5 Batman: Fortunate Son – Batman has no fondness for Heavy Metal and thinks it is the root of all evil

Ironically, there is a Batman comic series that pays homage to death and heavy metal by making Batman think the genre is bad. Gerard Jones and Gene Ha’s 1999 one-shot Batman: Fort unate Son is based on the far-fetched idea that Batman not only dislikes rock, but also believes it turns people into criminals. Fortunate Son does nothing more than make Batman look like a square.

4 Knightquest: The Quest – The comic is full of strange coherence and plot points

As Jean-Paul became the new Batman in Knightquest: The Crusade, Bruce Wayne and Alfred Pennyworth traveled the world in search of Jack Drake, Tim Drake’s ailing father, and Shondra Kinsolving, a woman with healing powers from whom they Bruce has fallen in love. Although the story explains exactly why the two men are away from Gothom, their journey is filled with some wild events, such as Shondra being traumatized to the point of going back to childhood, mentally. There’s a reason this story arc is often forgotten.

3 Batgirl’s Pregnancy – Bruce Wayne and Barbara Gordon have an affair and she miscarries

When everything became canon after Dark Nights: Death Metal, no asterisks were given to the exclusions, meaning that even comics based on Batman: The Animated Series and the DCAU are most likely canon.

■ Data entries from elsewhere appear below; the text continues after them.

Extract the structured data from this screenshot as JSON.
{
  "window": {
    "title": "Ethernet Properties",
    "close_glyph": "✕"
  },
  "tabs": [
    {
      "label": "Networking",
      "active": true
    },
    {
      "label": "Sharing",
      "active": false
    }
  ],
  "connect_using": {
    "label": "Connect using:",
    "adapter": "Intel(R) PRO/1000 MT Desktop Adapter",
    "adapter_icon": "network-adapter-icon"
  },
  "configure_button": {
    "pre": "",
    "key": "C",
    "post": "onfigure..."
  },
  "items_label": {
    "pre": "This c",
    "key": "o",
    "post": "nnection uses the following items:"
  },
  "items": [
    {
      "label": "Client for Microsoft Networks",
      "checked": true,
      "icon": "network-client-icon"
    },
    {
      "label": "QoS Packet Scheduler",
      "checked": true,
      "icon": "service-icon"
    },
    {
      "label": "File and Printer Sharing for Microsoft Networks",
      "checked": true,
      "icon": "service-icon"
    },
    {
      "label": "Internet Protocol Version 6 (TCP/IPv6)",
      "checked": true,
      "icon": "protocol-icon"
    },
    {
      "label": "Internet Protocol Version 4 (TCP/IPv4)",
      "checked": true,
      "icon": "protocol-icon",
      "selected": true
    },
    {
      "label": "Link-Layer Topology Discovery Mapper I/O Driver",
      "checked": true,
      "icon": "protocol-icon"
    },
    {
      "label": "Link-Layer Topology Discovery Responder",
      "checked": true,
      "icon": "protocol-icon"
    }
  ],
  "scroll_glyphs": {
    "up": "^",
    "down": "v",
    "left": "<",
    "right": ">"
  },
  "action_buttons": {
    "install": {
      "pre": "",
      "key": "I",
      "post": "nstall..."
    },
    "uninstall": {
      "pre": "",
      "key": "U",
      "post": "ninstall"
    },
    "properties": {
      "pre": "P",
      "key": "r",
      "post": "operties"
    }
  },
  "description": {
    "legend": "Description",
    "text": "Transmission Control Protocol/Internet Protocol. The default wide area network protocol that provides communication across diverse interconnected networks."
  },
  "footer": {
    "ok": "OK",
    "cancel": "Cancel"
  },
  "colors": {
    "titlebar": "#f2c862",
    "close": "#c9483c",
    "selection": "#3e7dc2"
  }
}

Unfortunately, this means that it is canon that Bruce Wayne hooked up with Barbara Gordon, even though he suffers a miscarriage in the end. The comic primarily annoys fans for how it affected Bruce’s relationship with Dick Grayson.

2 Batman: The Widening Gyre – Batman gets it wrong and the self-references are pretty annoying

While Batman fan and film director Kevin Smith’s take on the Dark Knight in Batman: Cacophony was passable, its sequel was not well received. Featuring art by Walt Flanagan and Art Thibert, Smith’s Batman: The Widening Gyre is filled with dialogue that pertains to View’s Askew universe and not Batman’s DC universe. However, the constant self-references are nothing compared to the fact that Batman is tremendously paranoid and attacks his fiancée to get her DNA because he thought she was an android.

1 All-Star Batman and Robin, The Boy Wonder – Batman is a parody of himself in this anger-inducing comic

Perhaps the most controversial and universally hated of all Batman comics, not even Jim Lee’s impeccable artistry could save what Frank Miller had created in All-Star Batman and Robin, The Boy Wonder. The story tells of how Batman recruited / kidnapped his first Robin, but it also turns Batman into a complete parody of himself. With offensive language, ridiculous grit, a chilling sexual encounter with the Black Canary, and the misandric rage of Wonder Woman, this Batman had better remain non-canon.